Despite posts like this (http://www.bitsnbites.eu/a-tidy-linear-git-history/) encouraging good git hygiene, I've had multiple open source projects merge in code via GitHub and never had negative consequence for it :P
Maybe there are corner cases where git bisect wouldn't work? Though I never used git bisect even once. Most I do is scroll through tig and view diffs. Also used to play with a cool git plugin in vim (https://github.com/tpope/vim-fugitive).
Also, GitHub has (since that linear git history post) introduced Rebase + Merge https://github.com/blog/2243-rebase-and-merge-pull-requests. I think that'll get you what you want.
I do keep branches ("pull requests" if you're using GH lingo) up to date with ($ git pull --rebase). That does mean a force push ($ git push --force), but it's ok if it's your personal branch. I also use interactive mode ($ git rebase -i <sha>) to edit/blend multiple commits.
Also, when I do merge, if I go through CLI, I'll preserve the history of the branch by not doing fast forwards ($ git merge <branch> --no-ff).

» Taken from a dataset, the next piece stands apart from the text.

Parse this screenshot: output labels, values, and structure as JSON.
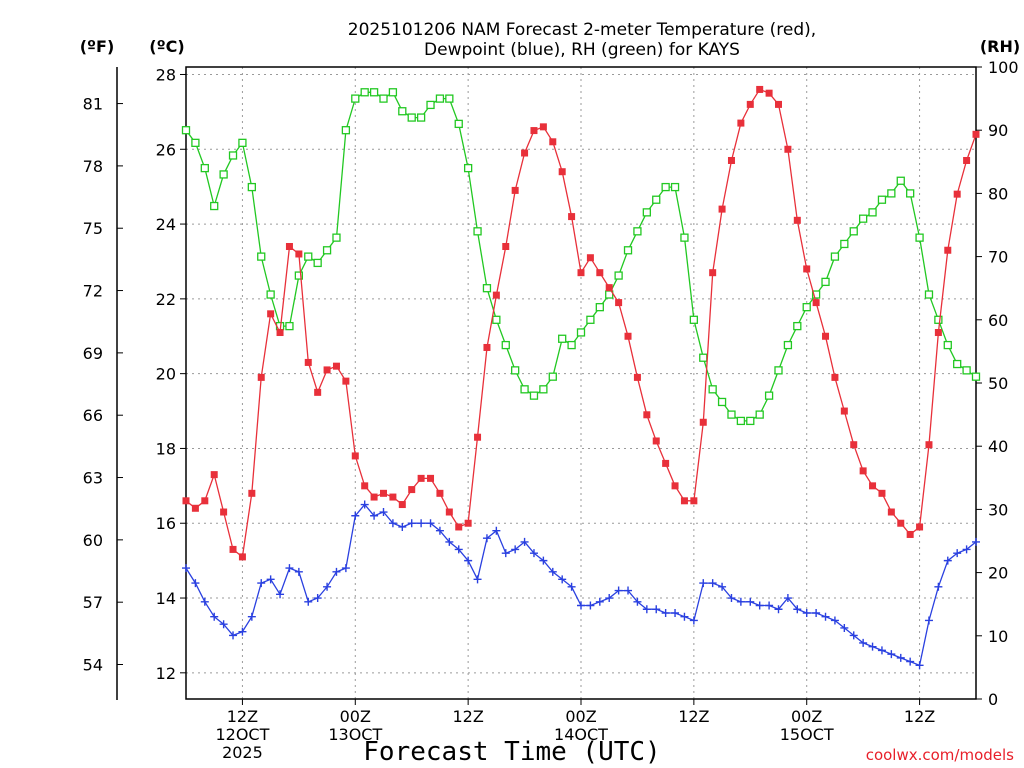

Git rebase can create large sequences of commits which no-one has ever checked out, and often don't build -- after a git rebase most people check their new head builds and passes tests, but I've never seen anyone bother check their new history works.
Otherwise you may lose the "why" unless code is extremely well commented and that never happens.
I don't buy that every change should be a separate commit - if changes are related and the commit message covers the changes it makes sense to squash.
Not sure if OP is talking about squashing all commits into one. I have seen people do this and I'm always a bit confused why, similar to your point.
Also what's the point of preserving the history of a branch that is used for the development of a requested feature ? For each commit before the final, the feature is incomplete, possibly not working at all.
Splitting per feature is indeed ok if it is small including effects on dependencies. But in my practice there are rarely small enough features - these map to something akin to user stories which have to be further broken down.
"Commit C's revision number has changed." - NO IT DID NOT. The original commit (f4ba6b) is still there, it still points to B, but a totally new commit has been created with a different content. To avoid confusion, it's better to name it C'. C is now a dangling commit (has no branch or tag pointing to it, and will eventually be garbage collected).
git config --global rebase.autoSquash true
We extensively use Github Pull Requests for code reviews and most of the time we squash our PRs into a single commit but I would love to have a way to merge into multiple smaller squashed commits (as OP did) instead of one big.
As a sole developer, I am pulled in two different directions when using git feature-branch style. I want to make sure I never lose my work so I check in frequently- any time I start a change that might ultimately fail, I commit my current code so I can recover it. But I also want a clean, concise and useful history.
After reading this article I tried 'git rebase -i master'
on my feature branch even though the master had no changes since starting the feature branch. This seems to work and allows me clean up my feature branch before I merge it to master.
Is there a better way to do this or are there problems with this?